While gathering information, the evaluation team faces various risks of biases which may undermine the reliability of collected data.

Why should biases be considered carefully?

  • For improving the reliability of data collection
  • For assessing the quality of the evaluation
  • For understanding the limitations of conclusions which draw on unreliable data

Most frequent biases

- Confirmation bias

This risk is a threat to all data collection approaches. It results from a tendency to seek out evidence that is consistent with the intervention logic, rather than evidence that could disprove it.

When subject to this bias, the evaluation team and informants tend to focus on intended effects and systematically to overlook external factors, unintended effects, negative effects, interactions with other policies, outside stakeholders, alternative implementation options, etc.

This bias is avoided by relying on independent and professional evaluators.

- Self-censorship

In some instances, informants may be reluctant to freely answer questions, simply because they feel at risk. They tend to rigidly express the views of their institution or their hierarchy.

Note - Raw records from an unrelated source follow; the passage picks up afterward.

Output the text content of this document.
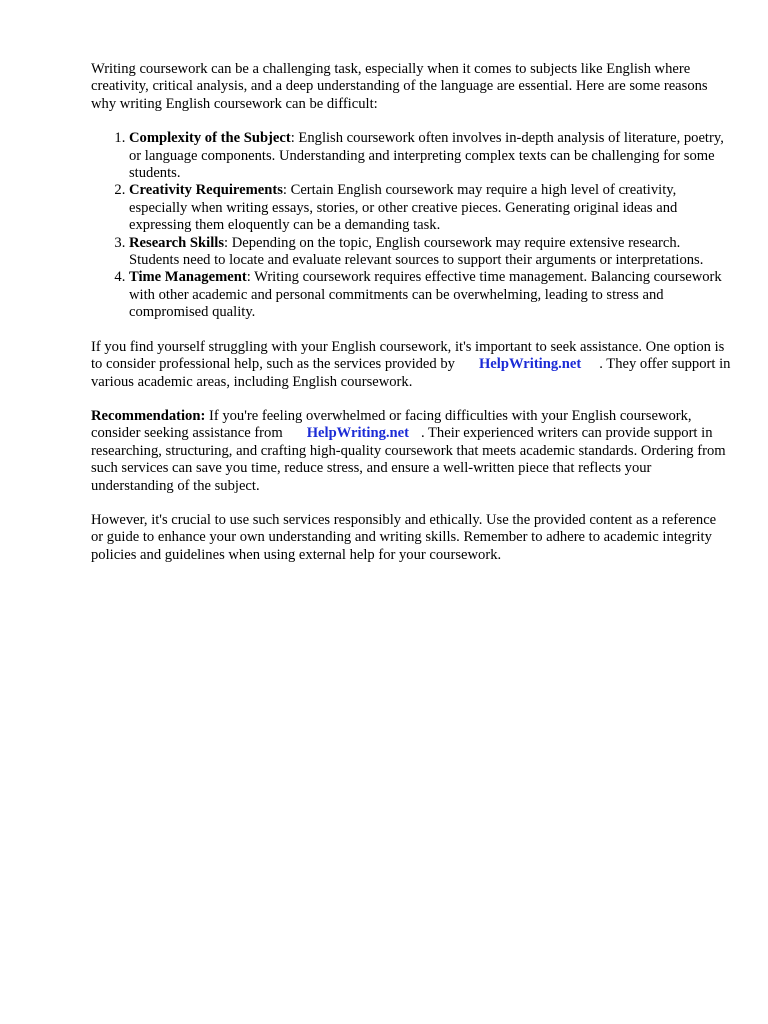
Writing coursework can be a challenging task, especially when it comes to subjects like English where creativity, critical analysis, and a deep understanding of the language are essential. Here are some reasons why writing English coursework can be difficult:

1. Complexity of the Subject: English coursework often involves in-depth analysis of literature, poetry, or language components. Understanding and interpreting complex texts can be challenging for some students.
2. Creativity Requirements: Certain English coursework may require a high level of creativity, especially when writing essays, stories, or other creative pieces. Generating original ideas and expressing them eloquently can be a demanding task.
3. Research Skills: Depending on the topic, English coursework may require extensive research. Students need to locate and evaluate relevant sources to support their arguments or interpretations.
4. Time Management: Writing coursework requires effective time management. Balancing coursework with other academic and personal commitments can be overwhelming, leading to stress and compromised quality.

If you find yourself struggling with your English coursework, it's important to seek assistance. One option is to consider professional help, such as the services provided by HelpWriting.net . They offer support in various academic areas, including English coursework.

Recommendation: If you're feeling overwhelmed or facing difficulties with your English coursework, consider seeking assistance from HelpWriting.net . Their experienced writers can provide support in researching, structuring, and crafting high-quality coursework that meets academic standards. Ordering from such services can save you time, reduce stress, and ensure a well-written piece that reflects your understanding of the subject.

However, it's crucial to use such services responsibly and ethically. Use the provided content as a reference or guide to enhance your own understanding and writing skills. Remember to adhere to academic integrity policies and guidelines when using external help for your coursework.
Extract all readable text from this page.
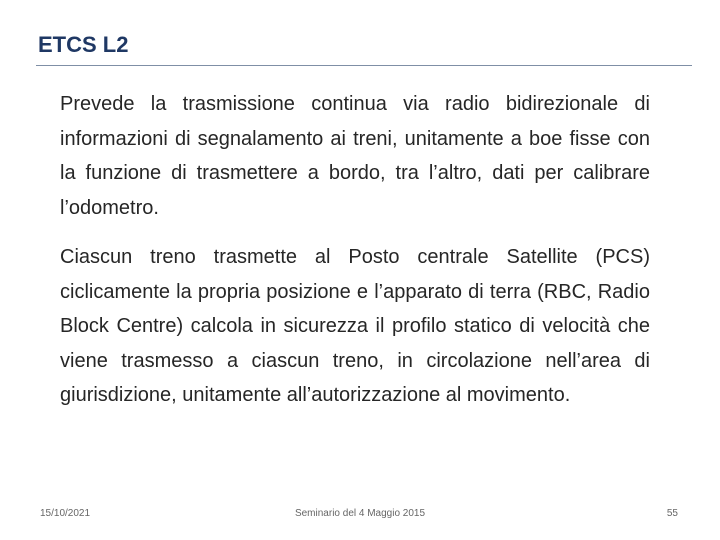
ETCS L2

Prevede la trasmissione continua via radio bidirezionale di informazioni di segnalamento ai treni, unitamente a boe fisse con la funzione di trasmettere a bordo, tra l’altro, dati per calibrare l’odometro.

Ciascun treno trasmette al Posto centrale Satellite (PCS) ciclicamente la propria posizione e l’apparato di terra (RBC, Radio Block Centre) calcola in sicurezza il profilo statico di velocità che viene trasmesso a ciascun treno, in circolazione nell’area di giurisdizione, unitamente all’autorizzazione al movimento.

15/10/2021	Seminario del 4 Maggio 2015	55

This bias is combated by guaranteeing confidentiality and anonymity in the treatment of answers. The interviewer should also insist on factual questions and avoid collecting opinions.

- Informants' strategy

Those who have stakes in the intervention may distort the information they provide, with the aim of obtaining evaluation conclusions closer to their views.

This bias will be reduced if the whole range of stakeholders is included in the data collection work plan and if various sources of information are cross-checked.

- Unrepresentative sample

This bias may be a matter of concern if the evaluation team generates quantitative data through a questionnaire survey. It should also be considered when using secondary data obtained from a questionnaire survey.

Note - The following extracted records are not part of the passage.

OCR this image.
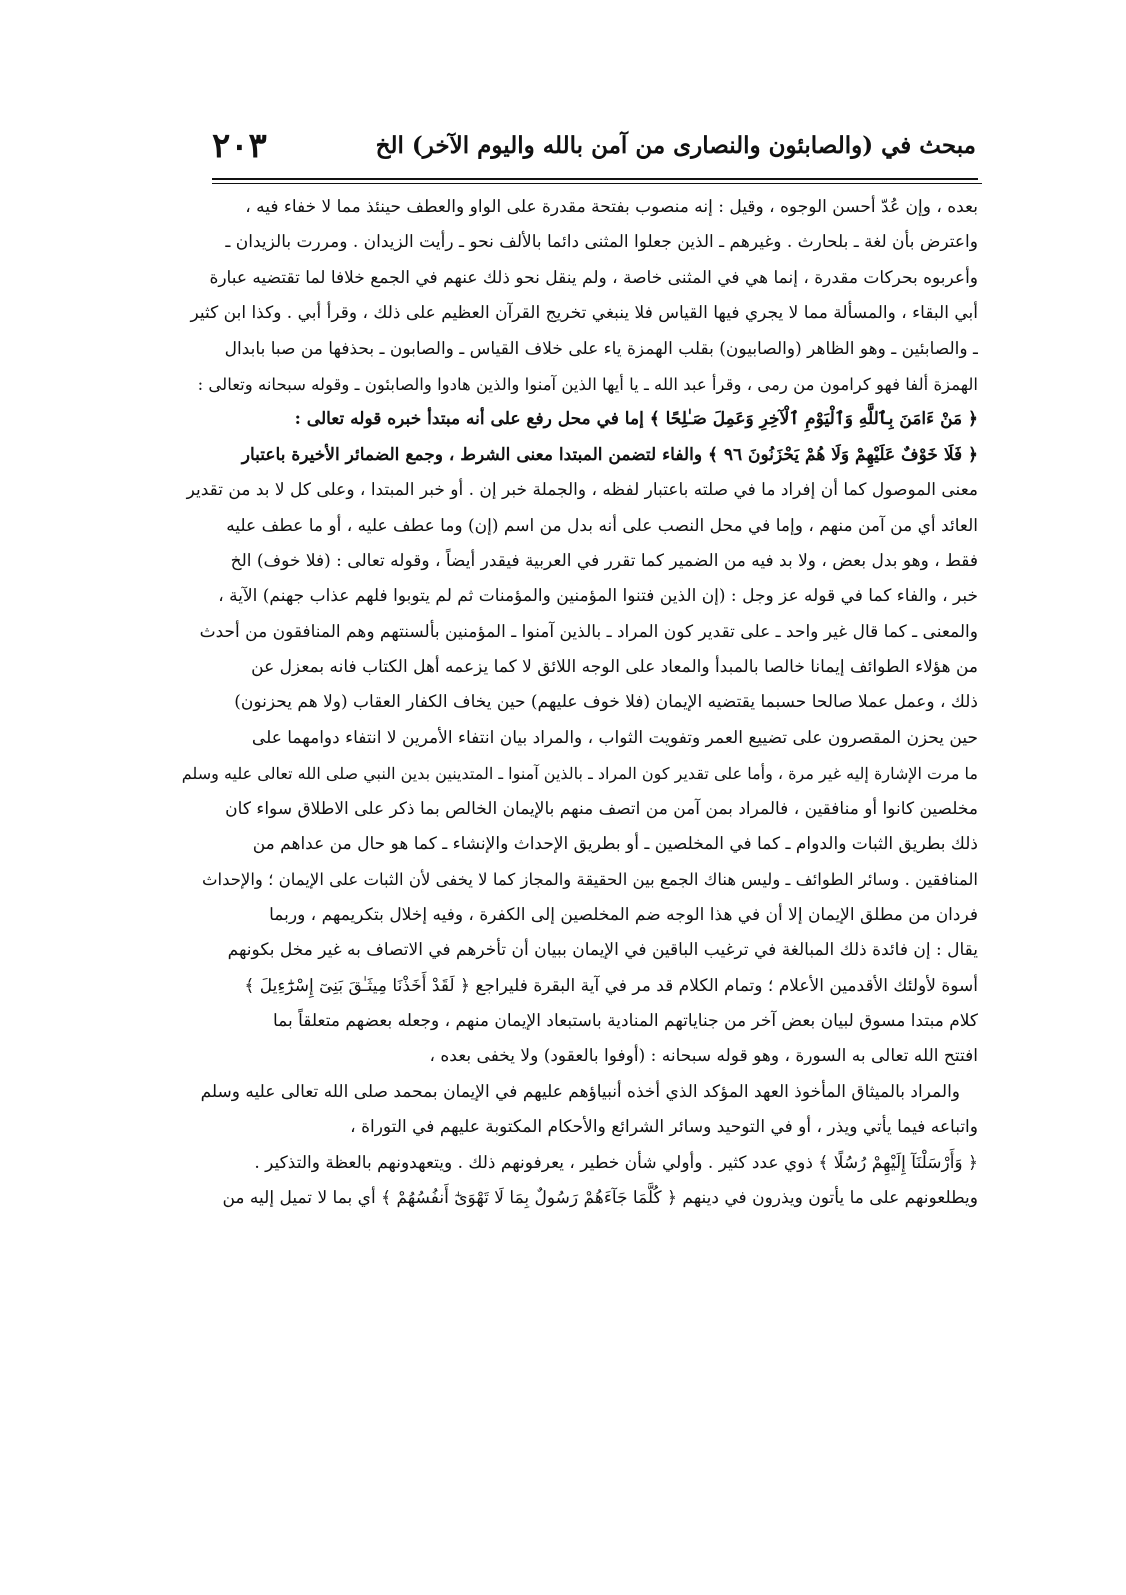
مبحث في (والصابئون والنصارى من آمن بالله واليوم الآخر) الخ
٢٠٣
بعده ، وإن عُدّ أحسن الوجوه ، وقيل : إنه منصوب بفتحة مقدرة على الواو والعطف حينئذ مما لا خفاء فيه ،
واعترض بأن لغة ـ بلحارث . وغيرهم ـ الذين جعلوا المثنى دائما بالألف نحو ـ رأيت الزيدان . ومررت بالزيدان ـ
وأعربوه بحركات مقدرة ، إنما هي في المثنى خاصة ، ولم ينقل نحو ذلك عنهم في الجمع خلافا لما تقتضيه عبارة
أبي البقاء ، والمسألة مما لا يجري فيها القياس فلا ينبغي تخريج القرآن العظيم على ذلك ، وقرأ أبي . وكذا ابن كثير
ـ والصابئين ـ وهو الظاهر (والصابيون) بقلب الهمزة ياء على خلاف القياس ـ والصابون ـ بحذفها من صبا بابدال
الهمزة ألفا فهو كرامون من رمى ، وقرأ عبد الله ـ يا أيها الذين آمنوا والذين هادوا والصابئون ـ وقوله سبحانه وتعالى :
﴿ مَنْ ءَامَنَ بِٱللَّهِ وَٱلْيَوْمِ ٱلْآخِرِ وَعَمِلَ صَـٰلِحًا ﴾ إما في محل رفع على أنه مبتدأ خبره قوله تعالى :
﴿ فَلَا خَوْفٌ عَلَيْهِمْ وَلَا هُمْ يَحْزَنُونَ ٩٦ ﴾ والفاء لتضمن المبتدا معنى الشرط ، وجمع الضمائر الأخيرة باعتبار
معنى الموصول كما أن إفراد ما في صلته باعتبار لفظه ، والجملة خبر إن . أو خبر المبتدا ، وعلى كل لا بد من تقدير
العائد أي من آمن منهم ، وإما في محل النصب على أنه بدل من اسم (إن) وما عطف عليه ، أو ما عطف عليه
فقط ، وهو بدل بعض ، ولا بد فيه من الضمير كما تقرر في العربية فيقدر أيضاً ، وقوله تعالى : (فلا خوف) الخ
خبر ، والفاء كما في قوله عز وجل : (إن الذين فتنوا المؤمنين والمؤمنات ثم لم يتوبوا فلهم عذاب جهنم) الآية ،
والمعنى ـ كما قال غير واحد ـ على تقدير كون المراد ـ بالذين آمنوا ـ المؤمنين بألسنتهم وهم المنافقون من أحدث
من هؤلاء الطوائف إيمانا خالصا بالمبدأ والمعاد على الوجه اللائق لا كما يزعمه أهل الكتاب فانه بمعزل عن
ذلك ، وعمل عملا صالحا حسبما يقتضيه الإيمان (فلا خوف عليهم) حين يخاف الكفار العقاب (ولا هم يحزنون)
حين يحزن المقصرون على تضييع العمر وتفويت الثواب ، والمراد بيان انتفاء الأمرين لا انتفاء دوامهما على
ما مرت الإشارة إليه غير مرة ، وأما على تقدير كون المراد ـ بالذين آمنوا ـ المتدينين بدين النبي صلى الله تعالى عليه وسلم
مخلصين كانوا أو منافقين ، فالمراد بمن آمن من اتصف منهم بالإيمان الخالص بما ذكر على الاطلاق سواء كان
ذلك بطريق الثبات والدوام ـ كما في المخلصين ـ أو بطريق الإحداث والإنشاء ـ كما هو حال من عداهم من
المنافقين . وسائر الطوائف ـ وليس هناك الجمع بين الحقيقة والمجاز كما لا يخفى لأن الثبات على الإيمان ؛ والإحداث
فردان من مطلق الإيمان إلا أن في هذا الوجه ضم المخلصين إلى الكفرة ، وفيه إخلال بتكريمهم ، وربما
يقال : إن فائدة ذلك المبالغة في ترغيب الباقين في الإيمان ببيان أن تأخرهم في الاتصاف به غير مخل بكونهم
أسوة لأولئك الأقدمين الأعلام ؛ وتمام الكلام قد مر في آية البقرة فليراجع ﴿ لَقَدْ أَخَذْنَا مِيثَـٰقَ بَنِىٓ إِسْرَٰٓءِيلَ ﴾
كلام مبتدا مسوق لبيان بعض آخر من جناياتهم المنادية باستبعاد الإيمان منهم ، وجعله بعضهم متعلقاً بما
افتتح الله تعالى به السورة ، وهو قوله سبحانه : (أوفوا بالعقود) ولا يخفى بعده ،
والمراد بالميثاق المأخوذ العهد المؤكد الذي أخذه أنبياؤهم عليهم في الإيمان بمحمد صلى الله تعالى عليه وسلم
واتباعه فيما يأتي ويذر ، أو في التوحيد وسائر الشرائع والأحكام المكتوبة عليهم في التوراة ،
﴿ وَأَرْسَلْنَآ إِلَيْهِمْ رُسُلًا ﴾ ذوي عدد كثير . وأولي شأن خطير ، يعرفونهم ذلك . ويتعهدونهم بالعظة والتذكير .
ويطلعونهم على ما يأتون ويذرون في دينهم ﴿ كُلَّمَا جَآءَهُمْ رَسُولٌ بِمَا لَا تَهْوَىٰٓ أَنفُسُهُمْ ﴾ أي بما لا تميل إليه من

In this instance, the evaluation team should verify that the sample of surveyed informants is large enough and representative of the population as a whole.

- Question induced answers

This bias and the following ones are frequent in interviews and questionnaires. The way in which questions are asked by interviewers or the interviewer's reaction to answers can generate a bias which is either positive or negative. Even the order of the questions in a questionnaire may change the substance of the answers. This bias will be limited by having questionnaires designed and tested by experienced professionals.

- Empathy bias

Interviewees may not have a pre-determined opinion about the questions put to them. They try to make up their mind in a few seconds when responding to the interviewer or to the questionnaire. While doing so, they may be strongly influenced by the context.

Especially in the case of interviews, the evaluation team has to create a friendly (empathetic) atmosphere, at least for the sake of achieving a high rate of answers and fast completion of the survey.

The combination of the two introduces a systematic positive bias in the answers, which tends to overestimate the benefits of the intervention and to underestimate the role of external factors.

This bias is prevented by relying on properly trained interviewers.

- Sample selection bias

People who agree to be interviewed may not be representative of the overall target audience.
This bias could be controlled by undertaking a special qualitative survey on a few "non-respondents", although this exercise brings additional costs.


  • Rely on an independent and professional evaluation team in order to limit confirmation biases.
  • Systematically mix positive and negative questions in order to reduce empathy bias and question bias.
  • Be highly credible when promising confidentiality and anonymity in order to limit respondents' self-censorship - and keep such promises strictly.
  • Never rely on a single category of stakeholder (e.g. programme managers, beneficiaries) in order to reduce strategic bias.